Selon elle, cette démarche s’inscrit dans le cadre du Plan national de croissance et de développement et doit permettre au Gabon de « tirer pleinement parti des opportunités offertes par le marché continental africain », tout en renforçant la résilience et la compétitivité de son économie.
L’enjeu est d’autant plus important que la ZLECAf ouvre l’accès à un marché continental de plus d’un milliard de consommateurs. Encore faut-il que les entreprises gabonaises disposent des capacités nécessaires pour conquérir ces débouchés et que le pays soit en mesure de produire davantage, à des coûts compétitifs et avec une plus forte valeur ajoutée locale.
Identifier les secteurs et marchés à fort potentiel
Les travaux engagés à Libreville doivent ainsi permettre de déterminer les chaînes de valeur prioritaires, les secteurs stratégiques et les marchés africains sur lesquels le Gabon pourrait renforcer sa présence.
Durant les deux jours de l’atelier, les participants examineront notamment les résultats des consultations nationales conduites en amont ainsi que les recommandations issues des différents groupes de travail. Ils devront également se pencher sur les réformes susceptibles d’améliorer l’environnement des affaires et la compétitivité des entreprises.
Les infrastructures commerciales et logistiques figurent également parmi les principaux sujets de discussion.
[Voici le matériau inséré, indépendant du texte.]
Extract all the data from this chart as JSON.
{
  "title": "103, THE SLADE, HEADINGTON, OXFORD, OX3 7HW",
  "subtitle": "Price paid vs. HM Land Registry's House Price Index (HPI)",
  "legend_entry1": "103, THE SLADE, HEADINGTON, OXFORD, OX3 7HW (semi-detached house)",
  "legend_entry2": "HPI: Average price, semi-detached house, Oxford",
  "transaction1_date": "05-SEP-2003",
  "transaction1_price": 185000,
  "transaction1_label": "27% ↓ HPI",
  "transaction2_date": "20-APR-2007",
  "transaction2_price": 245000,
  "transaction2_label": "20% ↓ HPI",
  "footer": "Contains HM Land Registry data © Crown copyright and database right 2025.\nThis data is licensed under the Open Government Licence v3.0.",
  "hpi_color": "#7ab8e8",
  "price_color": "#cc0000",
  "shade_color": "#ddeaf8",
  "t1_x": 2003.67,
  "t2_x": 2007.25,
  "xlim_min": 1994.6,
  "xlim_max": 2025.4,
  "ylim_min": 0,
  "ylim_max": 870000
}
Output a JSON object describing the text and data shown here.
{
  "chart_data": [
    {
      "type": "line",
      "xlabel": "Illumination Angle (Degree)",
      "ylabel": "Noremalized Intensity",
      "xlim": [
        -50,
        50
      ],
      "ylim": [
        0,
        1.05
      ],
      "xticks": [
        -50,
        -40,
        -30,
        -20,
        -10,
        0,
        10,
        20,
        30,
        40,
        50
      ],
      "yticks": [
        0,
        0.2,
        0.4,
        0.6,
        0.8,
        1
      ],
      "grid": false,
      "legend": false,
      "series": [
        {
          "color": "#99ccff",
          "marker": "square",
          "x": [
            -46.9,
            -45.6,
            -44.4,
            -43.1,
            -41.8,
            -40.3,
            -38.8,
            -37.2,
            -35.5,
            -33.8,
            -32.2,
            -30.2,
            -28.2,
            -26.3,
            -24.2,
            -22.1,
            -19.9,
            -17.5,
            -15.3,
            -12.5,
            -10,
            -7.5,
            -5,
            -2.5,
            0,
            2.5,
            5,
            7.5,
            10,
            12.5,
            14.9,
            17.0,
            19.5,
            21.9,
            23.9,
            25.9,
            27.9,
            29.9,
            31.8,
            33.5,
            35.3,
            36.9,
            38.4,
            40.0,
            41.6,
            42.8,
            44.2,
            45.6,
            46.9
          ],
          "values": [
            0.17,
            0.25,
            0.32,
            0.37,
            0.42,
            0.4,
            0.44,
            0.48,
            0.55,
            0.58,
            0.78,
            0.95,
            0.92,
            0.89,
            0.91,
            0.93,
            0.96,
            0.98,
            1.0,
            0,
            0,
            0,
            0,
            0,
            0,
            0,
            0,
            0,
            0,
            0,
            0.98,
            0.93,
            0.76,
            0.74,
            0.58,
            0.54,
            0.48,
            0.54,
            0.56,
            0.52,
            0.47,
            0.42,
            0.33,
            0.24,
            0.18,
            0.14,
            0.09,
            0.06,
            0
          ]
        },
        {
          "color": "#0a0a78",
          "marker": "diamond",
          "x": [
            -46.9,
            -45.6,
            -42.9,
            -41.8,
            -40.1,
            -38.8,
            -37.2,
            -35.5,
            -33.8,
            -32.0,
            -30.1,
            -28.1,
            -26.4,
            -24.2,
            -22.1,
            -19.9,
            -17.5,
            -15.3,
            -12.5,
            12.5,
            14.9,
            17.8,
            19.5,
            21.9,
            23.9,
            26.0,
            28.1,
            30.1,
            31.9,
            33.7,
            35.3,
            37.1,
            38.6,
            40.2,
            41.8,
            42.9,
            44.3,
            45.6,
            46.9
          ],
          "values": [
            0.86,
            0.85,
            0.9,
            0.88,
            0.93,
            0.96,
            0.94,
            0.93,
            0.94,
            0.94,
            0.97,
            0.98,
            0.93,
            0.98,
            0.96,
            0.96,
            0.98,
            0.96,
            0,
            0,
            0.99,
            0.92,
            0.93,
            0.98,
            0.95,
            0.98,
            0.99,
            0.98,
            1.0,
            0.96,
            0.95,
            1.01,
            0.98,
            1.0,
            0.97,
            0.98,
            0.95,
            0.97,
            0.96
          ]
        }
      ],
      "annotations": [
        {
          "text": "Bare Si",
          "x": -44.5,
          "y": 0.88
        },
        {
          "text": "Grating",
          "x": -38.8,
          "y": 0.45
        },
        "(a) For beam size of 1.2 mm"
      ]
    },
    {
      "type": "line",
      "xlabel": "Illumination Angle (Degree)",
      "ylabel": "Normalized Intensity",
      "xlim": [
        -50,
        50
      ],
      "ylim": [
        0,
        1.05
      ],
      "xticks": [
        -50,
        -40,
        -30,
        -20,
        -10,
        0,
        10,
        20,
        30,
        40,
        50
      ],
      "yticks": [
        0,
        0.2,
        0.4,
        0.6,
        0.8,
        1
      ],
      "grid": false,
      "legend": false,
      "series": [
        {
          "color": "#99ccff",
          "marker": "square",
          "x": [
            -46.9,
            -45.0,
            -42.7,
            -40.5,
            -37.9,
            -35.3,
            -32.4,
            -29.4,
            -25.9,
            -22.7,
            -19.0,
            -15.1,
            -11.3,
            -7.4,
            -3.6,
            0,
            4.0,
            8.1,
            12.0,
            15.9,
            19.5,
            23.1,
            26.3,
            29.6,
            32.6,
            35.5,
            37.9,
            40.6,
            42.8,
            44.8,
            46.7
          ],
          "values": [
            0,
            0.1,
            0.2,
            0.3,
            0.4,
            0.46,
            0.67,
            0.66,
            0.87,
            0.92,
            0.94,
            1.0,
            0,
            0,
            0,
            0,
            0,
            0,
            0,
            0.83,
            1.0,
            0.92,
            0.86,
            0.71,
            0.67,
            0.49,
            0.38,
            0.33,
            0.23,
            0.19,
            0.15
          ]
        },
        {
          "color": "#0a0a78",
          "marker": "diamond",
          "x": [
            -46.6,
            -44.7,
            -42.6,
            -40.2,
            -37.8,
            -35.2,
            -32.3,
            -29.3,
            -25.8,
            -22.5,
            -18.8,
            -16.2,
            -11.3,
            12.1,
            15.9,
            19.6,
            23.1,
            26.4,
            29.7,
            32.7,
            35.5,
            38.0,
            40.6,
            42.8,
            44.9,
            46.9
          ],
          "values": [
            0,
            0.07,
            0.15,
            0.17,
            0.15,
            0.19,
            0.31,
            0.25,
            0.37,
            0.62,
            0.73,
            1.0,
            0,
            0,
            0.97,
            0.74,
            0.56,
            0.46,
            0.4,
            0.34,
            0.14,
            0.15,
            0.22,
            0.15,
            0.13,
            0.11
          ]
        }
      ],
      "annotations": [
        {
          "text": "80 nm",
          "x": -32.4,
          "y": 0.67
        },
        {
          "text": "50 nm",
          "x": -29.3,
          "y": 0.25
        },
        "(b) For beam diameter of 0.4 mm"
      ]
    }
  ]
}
Leur amélioration constitue un préalable pour faciliter la circulation des marchandises, réduire les coûts du commerce et permettre aux producteurs nationaux de mieux accéder aux marchés régionaux.
À travers cette approche, les organisateurs cherchent à rapprocher politique commerciale, politique industrielle et développement du secteur privé.
« Le succès de la ZLECAf repose sur la capacité des pays à harmoniser les réformes commerciales avec les politiques industrielles, les infrastructures de soutien et les besoins du secteur privé », a souligné Adama Ekberg Coulibaly, chef de la Section des initiatives sous-régionales au Bureau sous-régional de la CEA pour l’Afrique centrale.
Une stratégie appelée à déboucher sur des actions concrètes
Au-delà de la validation du document stratégique, l’atelier doit permettre de définir les conditions concrètes de sa mise en œuvre. Les participants sont notamment appelés à finaliser un plan d’action prioritaire, à valider un cadre de suivi et d’évaluation et à identifier les projets stratégiques nécessaires à l’intégration du Gabon au marché continental.
La question du financement des projets prioritaires sera également examinée, de même que les mécanismes institutionnels destinés à assurer la coordination, la gouvernance et le suivi de la stratégie. Pour la CEA, le Gabon dispose de plusieurs atouts sur lesquels il peut s’appuyer pour mieux profiter de l’intégration commerciale africaine.
« Le Gabon dispose d’atouts considérables, notamment ses ressources naturelles, son potentiel industriel et sa position stratégique en Afrique centrale », a relevé Adama Ekberg Coulibaly, estimant que la validation de la stratégie constitue « une étape cruciale pour transformer ces atouts en opportunités concrètes d’investissement, de production et d’exportation ».
À terme, les travaux devraient déboucher sur une feuille de route consensuelle pour la finalisation et l’intégration nationale de la stratégie révisée. L’objectif sera surtout de faire de la ZLECAf un outil opérationnel au service des entreprises et de la transformation de l’économie gabonaise.
Pour Libreville, le véritable défi commence donc au-delà de la validation du document : transformer l’accès au marché continental en production locale, en investissements, en exportations et, surtout, en emplois.